To formalize the selection problem, the city is modeled as a set of grids G and time slots T. Each bus trajectory r_j provides a location per time slot, and each bus i has a binary selection variable s_i (1 if equipped with an edge server). Demand points at time t are denoted P(t). The objective is to choose exactly K buses (budget constraint) that maximize the total number of demand points served across all slots, subject to (i) per‑bus capacity C_bus, (ii) service radius R, and (iii) binary decision variables. This yields an integer quadratic programming formulation, which is NP‑hard.
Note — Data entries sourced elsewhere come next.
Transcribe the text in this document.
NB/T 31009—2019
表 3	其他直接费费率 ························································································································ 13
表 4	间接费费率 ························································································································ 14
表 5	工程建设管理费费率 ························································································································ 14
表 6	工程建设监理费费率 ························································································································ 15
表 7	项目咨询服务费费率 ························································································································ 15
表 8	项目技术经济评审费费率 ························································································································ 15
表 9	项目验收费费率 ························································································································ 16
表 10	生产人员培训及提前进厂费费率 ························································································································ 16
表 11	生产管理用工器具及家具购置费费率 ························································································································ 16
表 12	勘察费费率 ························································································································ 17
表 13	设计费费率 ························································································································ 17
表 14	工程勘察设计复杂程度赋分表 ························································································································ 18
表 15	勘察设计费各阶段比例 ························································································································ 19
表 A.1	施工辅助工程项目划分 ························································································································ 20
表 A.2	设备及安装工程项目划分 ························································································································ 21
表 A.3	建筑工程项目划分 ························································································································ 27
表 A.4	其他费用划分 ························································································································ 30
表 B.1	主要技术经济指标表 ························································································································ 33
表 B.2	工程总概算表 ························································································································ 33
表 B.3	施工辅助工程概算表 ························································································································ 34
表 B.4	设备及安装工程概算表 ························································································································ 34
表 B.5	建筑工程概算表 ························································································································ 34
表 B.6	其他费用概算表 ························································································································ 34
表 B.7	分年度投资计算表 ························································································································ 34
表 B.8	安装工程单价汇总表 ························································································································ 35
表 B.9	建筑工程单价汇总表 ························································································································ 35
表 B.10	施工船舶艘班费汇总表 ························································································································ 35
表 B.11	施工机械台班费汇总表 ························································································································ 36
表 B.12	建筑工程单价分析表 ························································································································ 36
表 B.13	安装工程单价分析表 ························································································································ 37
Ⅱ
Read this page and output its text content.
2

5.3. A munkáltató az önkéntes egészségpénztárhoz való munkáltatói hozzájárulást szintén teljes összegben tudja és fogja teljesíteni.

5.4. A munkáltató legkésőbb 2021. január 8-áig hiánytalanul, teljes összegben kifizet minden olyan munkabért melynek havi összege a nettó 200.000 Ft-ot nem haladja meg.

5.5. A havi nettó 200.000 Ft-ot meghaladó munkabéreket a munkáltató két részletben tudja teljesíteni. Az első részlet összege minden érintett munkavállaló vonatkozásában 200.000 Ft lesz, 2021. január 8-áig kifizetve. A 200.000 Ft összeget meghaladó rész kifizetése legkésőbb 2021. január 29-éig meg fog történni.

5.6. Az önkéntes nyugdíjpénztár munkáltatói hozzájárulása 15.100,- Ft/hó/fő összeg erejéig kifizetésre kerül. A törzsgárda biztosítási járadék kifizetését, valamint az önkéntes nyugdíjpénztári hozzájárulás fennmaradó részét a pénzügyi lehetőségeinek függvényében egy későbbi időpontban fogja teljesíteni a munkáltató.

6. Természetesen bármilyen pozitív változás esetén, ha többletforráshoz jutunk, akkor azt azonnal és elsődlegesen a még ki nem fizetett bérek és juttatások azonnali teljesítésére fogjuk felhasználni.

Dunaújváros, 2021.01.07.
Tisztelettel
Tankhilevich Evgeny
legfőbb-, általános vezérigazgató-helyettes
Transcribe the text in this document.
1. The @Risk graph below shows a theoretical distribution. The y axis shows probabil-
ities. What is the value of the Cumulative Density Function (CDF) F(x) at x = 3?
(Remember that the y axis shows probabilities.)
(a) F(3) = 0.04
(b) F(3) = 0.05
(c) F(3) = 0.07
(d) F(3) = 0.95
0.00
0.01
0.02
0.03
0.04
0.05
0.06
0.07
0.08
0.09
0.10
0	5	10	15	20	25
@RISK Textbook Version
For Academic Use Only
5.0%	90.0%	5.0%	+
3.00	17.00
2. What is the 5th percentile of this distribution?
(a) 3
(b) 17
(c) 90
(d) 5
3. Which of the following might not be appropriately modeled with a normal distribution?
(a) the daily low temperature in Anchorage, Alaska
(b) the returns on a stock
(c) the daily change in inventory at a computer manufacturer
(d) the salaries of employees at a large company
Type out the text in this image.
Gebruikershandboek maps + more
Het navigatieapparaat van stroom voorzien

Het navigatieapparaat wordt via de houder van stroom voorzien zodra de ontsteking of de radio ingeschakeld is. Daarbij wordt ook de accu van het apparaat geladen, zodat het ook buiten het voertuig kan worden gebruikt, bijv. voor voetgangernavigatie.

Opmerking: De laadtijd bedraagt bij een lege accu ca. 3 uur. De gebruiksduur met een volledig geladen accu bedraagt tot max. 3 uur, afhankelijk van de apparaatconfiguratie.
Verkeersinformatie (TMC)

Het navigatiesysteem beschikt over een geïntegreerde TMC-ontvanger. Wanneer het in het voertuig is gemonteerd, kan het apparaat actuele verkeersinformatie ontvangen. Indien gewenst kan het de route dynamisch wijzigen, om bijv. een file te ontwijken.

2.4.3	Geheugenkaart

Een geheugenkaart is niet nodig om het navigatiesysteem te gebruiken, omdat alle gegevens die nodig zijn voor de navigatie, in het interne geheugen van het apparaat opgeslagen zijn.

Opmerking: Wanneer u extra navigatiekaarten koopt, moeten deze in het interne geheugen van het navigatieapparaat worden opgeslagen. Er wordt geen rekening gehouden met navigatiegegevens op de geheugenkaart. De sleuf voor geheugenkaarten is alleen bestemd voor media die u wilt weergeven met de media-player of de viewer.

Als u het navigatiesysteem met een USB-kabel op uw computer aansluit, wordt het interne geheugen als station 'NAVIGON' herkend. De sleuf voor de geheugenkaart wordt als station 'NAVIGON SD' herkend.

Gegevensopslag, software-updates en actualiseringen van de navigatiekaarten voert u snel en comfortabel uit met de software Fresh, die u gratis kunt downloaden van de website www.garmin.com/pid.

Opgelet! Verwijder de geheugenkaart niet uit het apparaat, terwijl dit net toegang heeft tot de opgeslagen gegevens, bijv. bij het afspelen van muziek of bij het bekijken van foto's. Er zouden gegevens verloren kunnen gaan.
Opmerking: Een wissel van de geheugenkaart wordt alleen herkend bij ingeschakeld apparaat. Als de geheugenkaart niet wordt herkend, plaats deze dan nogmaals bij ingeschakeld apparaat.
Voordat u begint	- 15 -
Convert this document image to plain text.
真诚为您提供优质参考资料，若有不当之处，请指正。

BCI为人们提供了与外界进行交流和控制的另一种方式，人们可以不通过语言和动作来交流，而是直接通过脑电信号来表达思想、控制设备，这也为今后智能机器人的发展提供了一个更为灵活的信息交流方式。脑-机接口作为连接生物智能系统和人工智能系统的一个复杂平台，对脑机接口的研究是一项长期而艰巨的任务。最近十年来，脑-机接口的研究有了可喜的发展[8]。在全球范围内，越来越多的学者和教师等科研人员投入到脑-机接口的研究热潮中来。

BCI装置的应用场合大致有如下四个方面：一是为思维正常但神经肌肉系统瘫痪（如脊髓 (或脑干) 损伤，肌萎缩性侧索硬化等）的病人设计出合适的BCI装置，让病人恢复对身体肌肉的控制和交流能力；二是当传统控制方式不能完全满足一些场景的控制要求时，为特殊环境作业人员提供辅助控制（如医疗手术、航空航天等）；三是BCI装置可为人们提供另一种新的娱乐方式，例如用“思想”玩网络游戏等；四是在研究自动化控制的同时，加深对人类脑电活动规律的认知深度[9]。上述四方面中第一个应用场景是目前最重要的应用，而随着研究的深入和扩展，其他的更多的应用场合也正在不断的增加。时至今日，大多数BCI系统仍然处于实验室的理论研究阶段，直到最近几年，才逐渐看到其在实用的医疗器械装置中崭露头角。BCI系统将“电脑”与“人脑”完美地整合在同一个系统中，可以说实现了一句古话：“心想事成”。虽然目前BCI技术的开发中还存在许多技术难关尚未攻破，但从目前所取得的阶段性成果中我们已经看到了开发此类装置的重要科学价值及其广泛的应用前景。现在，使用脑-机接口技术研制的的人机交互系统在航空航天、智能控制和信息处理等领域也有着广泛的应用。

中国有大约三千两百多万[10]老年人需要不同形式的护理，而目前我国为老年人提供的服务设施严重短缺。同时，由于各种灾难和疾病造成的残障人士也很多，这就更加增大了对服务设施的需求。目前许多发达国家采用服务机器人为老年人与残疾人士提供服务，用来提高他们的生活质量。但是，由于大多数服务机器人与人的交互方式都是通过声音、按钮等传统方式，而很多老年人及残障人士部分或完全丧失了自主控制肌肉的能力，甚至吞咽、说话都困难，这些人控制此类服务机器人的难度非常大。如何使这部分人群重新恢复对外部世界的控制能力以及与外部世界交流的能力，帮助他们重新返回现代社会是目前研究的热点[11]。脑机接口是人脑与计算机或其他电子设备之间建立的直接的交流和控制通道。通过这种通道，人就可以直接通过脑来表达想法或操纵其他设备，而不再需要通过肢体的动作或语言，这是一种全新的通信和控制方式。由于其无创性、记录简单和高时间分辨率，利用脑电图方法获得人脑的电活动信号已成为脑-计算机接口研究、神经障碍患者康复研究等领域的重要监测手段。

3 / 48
Given the computational difficulty, the authors propose a simple greedy heuristic: for each iteration, compute for every unselected bus the number of demand points it could serve alone (closest‑first assignment until capacity is reached). Select the bus with the highest marginal coverage, remove the covered points from the demand set, and repeat until K buses are chosen or all points are covered. The algorithm runs in O(K · M · T) time and is straightforward to implement.

Simulation results compare the greedy method against a random‑selection baseline (no base stations are assumed to be deployed). As K increases, the greedy algorithm’s coverage grows nearly linearly, outperforming random selection by a large margin. Sensitivity analysis varying C_bus (8, 20, 50) shows that the algorithm adapts well to different capacity constraints, still achieving substantial coverage. The study confirms that bus‑mounted edge servers can meaningfully alleviate the capacity shortfall of fixed RSUs, especially during peak traffic periods.

The paper concludes that bus‑based edge computing is both feasible and beneficial in dense urban environments. It acknowledges limitations such as ignoring power consumption, cooling, handover latency, and the stochastic nature of bus schedules. Future work is suggested in areas like multi‑service resource scheduling, dynamic bus selection driven by real‑time traffic prediction, and integration with existing fixed edge infrastructure. Overall, the work provides a data‑driven validation of mobile edge nodes on public transport and offers a practical heuristic for budget‑constrained deployment.